Golf: Pajaree leads Thai charge in Evian first round as Korda struggles

Pajaree Anannarukarn (above) enjoyed pride of place at the top of the leaderboard with a six under par 65. PHOTO: AFP

EVIAN, FRANCE (AFP) - Thai golfers dominated the top of the leaderboard at the Evian Championship on Thursday (July 22) with Pajaree Anannarukarn enjoying pride of place with a six under par 65 and a share of the first round lead.

American Yealimi Noh was on the same mark but among the closest chasers were the Thailand trio of Atthaya Thitikul (66), former world No. 1, Ariya Jutanugarn (67) and her older sister Moriya (68).

Pajaree has had a couple of top tens on the LPGA Tour this season and was the only player to produce a bogey free round.

"It was great out there," said the 22-year-old in just her third season as a professional.

"There is a long way to go and I just hope I can go out and do the same thing tomorrow."

Atthaya is already a star in her homeland.

As a 14-year-old amateur she won the 2017 Thailand Championship on the Ladies European Tour to become the youngest player to win a professional golf tournament.

In 2018, she was the leading amateur at the Women's British Open.

She repeated the Thailand Championship win at the age of 16 in 2019 and, having turned professional in 2020, added a third LET win in last month's Czech Open.

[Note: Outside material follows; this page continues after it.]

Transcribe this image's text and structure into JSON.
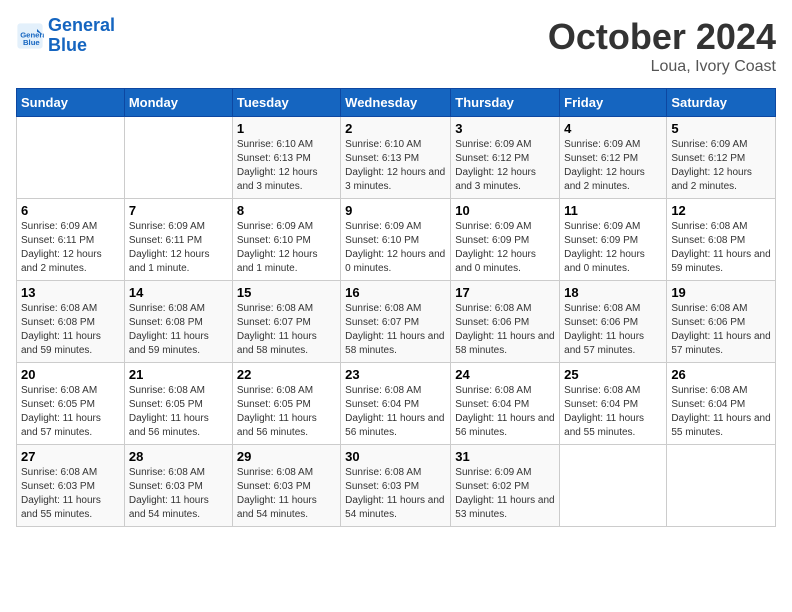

"I played here as a 14-year-old (she missed the cut) so I know the course a little bit," said the 18-year-old, who was in a five-way tie for third place on five under par.

"I try not to put too much pressure on myself. Just go out and enjoy it."

The Jutanugarns are riding high after an emotional victory at the Dow Great Lakes Bay Invitational team event last weekend.

It meant they only arrived at Evian a day later than planned on Monday.

"I started on the back nine snd didn't start too well but the front nine was much better," said Ariya, a two-time major champion who ended her round by holing a chip shot for an eagle at the ninth.

Noh started her day in spectacular style, sinking a nine iron for an eagle two at the opening hole.

"I have never done that before, but sometimes it is tough when you start so well," she said.

"You want to take advantage. I am really happy with the round - just hope I can open with an eagle again tomorrow."

Some of the bigger names struggled on Thursday.

World number one Nelly Korda, bidding for a second successive major after winning the LPGA title last month, had a fresh air shot in a bunker - she hit the bank on the downswing - and signed for a 74.

Older sister Jessica was just a shot better.

Park Inbee, who will be trying to win a second successive Olympic gold medal in Tokyo later this month, had a double-bogey seven at the 18th for a disappointing 71.

Fellow South Korean, Ko Jin-young, the defending champion, also needs to improve to make sure of getting to the weekend.

The world number two had five bogeys in a one over par 72.